Aquí, el viento no solo acaricia la piel de la tierra; más bien, la envuelve con un murmullo ancestral, trayendo consigo las voces del Chiles, el Cumbal, y el Azufral. Es un viento frío, casi cristalino, que corta el horizonte como una plegaria lejana. Las nubes, densas y solemnes, reposan sobre la loma de Colimba, suspendidas en una quietud de siglos, como si estuvieran al tanto de secretos que solo conocen las alturas y el eco perpetuo de la tierra.
La hierba, en su verdor profundo, resiste el peso del tiempo, como si cada hoja supiera cantar su propia eternidad. En esas hojas, aún vive la lengua de los antiguos, resonando en cada rincón escondido, en los pliegues verdes donde el espíritu se alza con la fuerza serena de lo eterno.

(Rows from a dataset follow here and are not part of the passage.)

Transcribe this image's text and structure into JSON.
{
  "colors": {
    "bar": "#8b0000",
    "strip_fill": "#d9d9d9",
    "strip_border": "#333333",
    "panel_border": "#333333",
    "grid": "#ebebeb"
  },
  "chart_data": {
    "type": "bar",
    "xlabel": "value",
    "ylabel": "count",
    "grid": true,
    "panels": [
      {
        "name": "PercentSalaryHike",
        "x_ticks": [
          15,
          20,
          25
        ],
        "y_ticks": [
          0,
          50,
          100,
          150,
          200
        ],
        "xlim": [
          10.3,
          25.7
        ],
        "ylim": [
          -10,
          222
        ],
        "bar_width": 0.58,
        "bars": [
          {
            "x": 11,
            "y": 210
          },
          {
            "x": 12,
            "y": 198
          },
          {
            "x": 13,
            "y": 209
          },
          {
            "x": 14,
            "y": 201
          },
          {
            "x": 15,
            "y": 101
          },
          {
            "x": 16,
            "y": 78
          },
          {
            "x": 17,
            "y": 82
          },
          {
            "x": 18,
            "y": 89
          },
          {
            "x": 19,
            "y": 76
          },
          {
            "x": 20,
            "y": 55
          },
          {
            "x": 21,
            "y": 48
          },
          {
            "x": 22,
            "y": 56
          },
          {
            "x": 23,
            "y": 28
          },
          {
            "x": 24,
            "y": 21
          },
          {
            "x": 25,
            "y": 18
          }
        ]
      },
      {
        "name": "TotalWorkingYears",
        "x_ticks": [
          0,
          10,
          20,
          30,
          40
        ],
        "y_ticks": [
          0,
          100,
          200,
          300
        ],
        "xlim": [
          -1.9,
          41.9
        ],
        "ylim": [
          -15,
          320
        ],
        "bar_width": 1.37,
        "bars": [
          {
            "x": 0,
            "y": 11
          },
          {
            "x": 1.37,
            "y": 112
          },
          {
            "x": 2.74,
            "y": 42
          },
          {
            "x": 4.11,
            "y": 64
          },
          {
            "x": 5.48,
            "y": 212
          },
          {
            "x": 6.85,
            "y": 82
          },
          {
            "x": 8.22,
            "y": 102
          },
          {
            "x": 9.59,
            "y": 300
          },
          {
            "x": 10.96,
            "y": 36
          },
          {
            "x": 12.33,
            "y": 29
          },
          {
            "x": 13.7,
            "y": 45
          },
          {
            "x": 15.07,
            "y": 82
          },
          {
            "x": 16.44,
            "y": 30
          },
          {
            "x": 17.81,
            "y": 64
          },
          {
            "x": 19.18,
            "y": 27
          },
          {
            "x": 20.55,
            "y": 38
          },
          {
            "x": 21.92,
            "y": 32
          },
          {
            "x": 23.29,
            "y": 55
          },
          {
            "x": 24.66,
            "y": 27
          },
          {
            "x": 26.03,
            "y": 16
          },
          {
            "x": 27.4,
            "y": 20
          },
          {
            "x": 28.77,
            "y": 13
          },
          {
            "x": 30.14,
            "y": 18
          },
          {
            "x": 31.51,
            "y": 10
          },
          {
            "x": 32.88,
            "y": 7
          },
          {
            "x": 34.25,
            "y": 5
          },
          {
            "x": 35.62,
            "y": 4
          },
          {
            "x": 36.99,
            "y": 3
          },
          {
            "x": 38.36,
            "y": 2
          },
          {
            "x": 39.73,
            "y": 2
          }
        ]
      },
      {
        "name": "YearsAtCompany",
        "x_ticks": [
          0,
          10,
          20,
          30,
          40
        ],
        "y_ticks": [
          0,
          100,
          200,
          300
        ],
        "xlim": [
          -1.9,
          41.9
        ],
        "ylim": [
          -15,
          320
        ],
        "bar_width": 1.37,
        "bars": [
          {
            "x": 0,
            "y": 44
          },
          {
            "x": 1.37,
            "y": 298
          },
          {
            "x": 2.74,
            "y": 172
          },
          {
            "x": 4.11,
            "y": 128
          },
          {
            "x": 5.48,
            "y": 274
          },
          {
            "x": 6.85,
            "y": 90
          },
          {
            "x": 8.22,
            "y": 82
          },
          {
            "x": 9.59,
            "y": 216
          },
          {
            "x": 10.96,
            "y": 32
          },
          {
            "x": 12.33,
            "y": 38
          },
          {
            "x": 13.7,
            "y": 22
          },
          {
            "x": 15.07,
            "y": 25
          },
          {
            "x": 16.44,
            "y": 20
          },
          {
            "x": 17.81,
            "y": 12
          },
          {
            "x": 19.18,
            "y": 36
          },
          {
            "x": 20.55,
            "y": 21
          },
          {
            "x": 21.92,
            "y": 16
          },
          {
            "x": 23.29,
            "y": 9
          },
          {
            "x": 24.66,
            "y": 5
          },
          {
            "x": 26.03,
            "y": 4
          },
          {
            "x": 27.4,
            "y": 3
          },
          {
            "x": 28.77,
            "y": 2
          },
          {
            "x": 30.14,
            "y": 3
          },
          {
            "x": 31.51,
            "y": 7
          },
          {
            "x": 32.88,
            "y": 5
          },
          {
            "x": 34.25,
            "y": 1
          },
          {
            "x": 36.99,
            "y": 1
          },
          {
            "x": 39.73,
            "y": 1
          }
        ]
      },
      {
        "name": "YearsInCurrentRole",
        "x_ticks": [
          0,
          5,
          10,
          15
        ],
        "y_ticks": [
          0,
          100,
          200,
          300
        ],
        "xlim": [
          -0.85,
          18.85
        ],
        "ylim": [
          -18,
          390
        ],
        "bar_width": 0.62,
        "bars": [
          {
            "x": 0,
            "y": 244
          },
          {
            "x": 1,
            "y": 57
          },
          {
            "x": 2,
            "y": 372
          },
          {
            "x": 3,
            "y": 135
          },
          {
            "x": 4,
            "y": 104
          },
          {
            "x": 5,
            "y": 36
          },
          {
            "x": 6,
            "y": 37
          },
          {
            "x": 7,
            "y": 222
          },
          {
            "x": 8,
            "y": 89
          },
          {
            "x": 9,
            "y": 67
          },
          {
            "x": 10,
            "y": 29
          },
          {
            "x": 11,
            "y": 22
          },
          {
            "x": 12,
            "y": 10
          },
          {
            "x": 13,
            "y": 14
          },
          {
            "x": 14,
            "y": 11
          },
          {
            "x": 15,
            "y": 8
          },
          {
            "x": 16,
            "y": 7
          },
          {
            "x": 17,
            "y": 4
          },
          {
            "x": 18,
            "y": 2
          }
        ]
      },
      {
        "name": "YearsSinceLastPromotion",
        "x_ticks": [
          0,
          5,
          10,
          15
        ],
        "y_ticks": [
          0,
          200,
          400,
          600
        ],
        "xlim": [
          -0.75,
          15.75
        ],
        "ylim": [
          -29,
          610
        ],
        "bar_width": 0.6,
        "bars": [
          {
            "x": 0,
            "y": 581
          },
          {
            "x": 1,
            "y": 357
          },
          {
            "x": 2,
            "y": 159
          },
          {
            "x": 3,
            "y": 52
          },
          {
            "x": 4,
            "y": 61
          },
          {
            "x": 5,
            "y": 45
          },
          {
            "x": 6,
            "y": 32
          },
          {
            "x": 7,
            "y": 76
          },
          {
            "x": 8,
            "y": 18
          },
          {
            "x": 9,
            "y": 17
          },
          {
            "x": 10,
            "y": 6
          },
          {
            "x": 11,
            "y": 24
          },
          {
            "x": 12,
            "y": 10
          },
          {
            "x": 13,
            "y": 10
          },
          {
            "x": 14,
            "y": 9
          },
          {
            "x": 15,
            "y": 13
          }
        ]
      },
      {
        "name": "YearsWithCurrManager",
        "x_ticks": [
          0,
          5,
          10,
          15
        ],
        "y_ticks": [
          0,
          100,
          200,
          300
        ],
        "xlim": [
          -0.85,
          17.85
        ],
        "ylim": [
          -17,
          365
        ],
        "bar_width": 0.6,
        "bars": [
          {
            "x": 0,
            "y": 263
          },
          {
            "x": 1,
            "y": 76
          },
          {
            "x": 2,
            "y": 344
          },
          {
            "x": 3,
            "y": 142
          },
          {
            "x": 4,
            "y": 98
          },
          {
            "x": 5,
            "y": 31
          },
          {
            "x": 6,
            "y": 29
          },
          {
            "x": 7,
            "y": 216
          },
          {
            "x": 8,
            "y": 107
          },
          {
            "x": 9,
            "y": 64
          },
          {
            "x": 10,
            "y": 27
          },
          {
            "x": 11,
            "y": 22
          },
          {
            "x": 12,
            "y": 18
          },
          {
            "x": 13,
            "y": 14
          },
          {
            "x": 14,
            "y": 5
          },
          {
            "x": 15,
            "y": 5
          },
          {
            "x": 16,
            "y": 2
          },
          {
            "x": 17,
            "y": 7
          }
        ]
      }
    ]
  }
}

Los ríos, trazando caminos secretos, son las venas vivas de esta tierra milenaria. Corren en silencio, pero su corriente lleva en sí las voces de los que ya se fueron, de los que caminaron esta tierra con los pies desnudos y el alma expuesta al viento. Arriba, las aves surcan el cielo con vuelo callado, desplegando su canto mudo, dejando en el aire la huella invisible de poemas sin palabras, trazos que guían al hombre hacia el infinito.
Aquí, en la meseta, el tiempo se disuelve. La vida y la muerte danzan en un ritmo tan antiguo como el mundo, y el horizonte se funde con la memoria, mientras las montañas, eternas vigías, esperan la llegada de otro día, un día verde y vivo, vivo y risueño a pesar del frío.